NEW ORLEANS - Texas and Louisiana will have to come up with better plans for handling ozone, a federal appeals court has ruled.
The U.S. Court of Appeals for the Fifth Circuit on March 25 found no fault in the Environmental Protection Agency rejecting the strategies of the two states for preventing ground-level ozone caused when sunlight interacts with pollutants.
The case involves the EPA's 2015 reduction of the maximum allowable amount of ozone and part of the Clean Air Act that considers whether pollution will spread from state to state via wind.
Texas, Louisiana and Mississippi were among 20 states challenging the EPA's denials of their state implementation plans (SIPs) of the new ozone standards. They argued the EPA shouldn't independently review SIP submissions for compliance with the CAA's Good Neighbor Provisions.
"We disagree," Judge Priscilla Richman wrote. "States retain complete discretion over the 'means to achieve' the air-quality ends set by EPA.
"EPA cannot disapprove a SIP because it believes it unwise or misguided... (T)he sole question for EPA is whether a SIP submission 'meets all of the applicable requirements of' the CAA."
That includes the Good Neighbor Provision, included in the CAA to address pollution traveling state lines on the wind. The case is one of many in which Texas Attorney General Ken Paxton has taken the EPA to court to challenge its findings.
Paxton sued in 2023, drawing criticism from groups like the Sierra Club, which claimed Texas wanted to continue "dumping its trash in other states' backyards."
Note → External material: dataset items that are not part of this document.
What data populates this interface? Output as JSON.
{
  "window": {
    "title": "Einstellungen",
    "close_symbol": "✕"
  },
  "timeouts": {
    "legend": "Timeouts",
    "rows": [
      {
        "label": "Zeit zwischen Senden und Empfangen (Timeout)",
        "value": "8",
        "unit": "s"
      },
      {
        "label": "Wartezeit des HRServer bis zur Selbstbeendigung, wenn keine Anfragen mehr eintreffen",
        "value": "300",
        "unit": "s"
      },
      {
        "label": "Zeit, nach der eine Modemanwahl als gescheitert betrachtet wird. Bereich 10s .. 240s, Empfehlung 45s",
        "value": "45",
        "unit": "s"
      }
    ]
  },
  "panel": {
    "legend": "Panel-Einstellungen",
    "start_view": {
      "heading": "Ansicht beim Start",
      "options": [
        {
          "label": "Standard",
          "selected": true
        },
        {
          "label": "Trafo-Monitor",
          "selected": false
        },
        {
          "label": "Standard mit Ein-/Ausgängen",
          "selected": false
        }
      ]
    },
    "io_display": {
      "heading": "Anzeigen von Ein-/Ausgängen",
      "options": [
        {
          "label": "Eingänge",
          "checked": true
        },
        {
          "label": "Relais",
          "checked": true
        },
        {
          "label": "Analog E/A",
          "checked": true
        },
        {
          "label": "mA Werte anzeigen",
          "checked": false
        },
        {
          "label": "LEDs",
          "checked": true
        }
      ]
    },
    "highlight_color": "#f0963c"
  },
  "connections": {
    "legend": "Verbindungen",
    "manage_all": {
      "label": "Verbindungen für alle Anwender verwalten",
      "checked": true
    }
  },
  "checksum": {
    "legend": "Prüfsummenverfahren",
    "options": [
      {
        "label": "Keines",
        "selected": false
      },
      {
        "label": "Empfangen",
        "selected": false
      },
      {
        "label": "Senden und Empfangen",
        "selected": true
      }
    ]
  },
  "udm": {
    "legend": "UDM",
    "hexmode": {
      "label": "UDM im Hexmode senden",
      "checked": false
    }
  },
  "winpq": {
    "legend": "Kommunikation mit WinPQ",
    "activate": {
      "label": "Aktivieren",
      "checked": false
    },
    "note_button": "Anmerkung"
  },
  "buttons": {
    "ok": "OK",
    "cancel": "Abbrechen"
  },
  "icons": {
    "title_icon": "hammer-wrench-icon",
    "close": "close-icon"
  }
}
The EPA rejected the Texas SIP because it failed to impose emissions limitations even though Texas' own interpretation showed they traveled significantly downwind. Texas said its air does not significantly affect the ozone concentrations in California and Colorado.
The EPA noted that its technique for evaluating a state's projected contribution focuses on the five-to-10 days with the highest projected ozone levels. The State, however, used all days projected to be above the 70 ppb level, which reduced the average, the EPA said.
"(T)he monitored ozone design value trends provide evidence that future year modeled ozone levels are underestimated by [Texas'] modeling and there are likely more receptors that should have been identified with additional potential linkages," the EPA wrote.
The Fifth Circuit upheld denial of Texas' and Louisiana's SIPs, but reversed Mississippi's.
"We cannot say that EPA's approach to critiquing Texas' modeling evinced that it failed to 'reasonably consider the relevant issues and reasonably explain the decision," Richman wrote.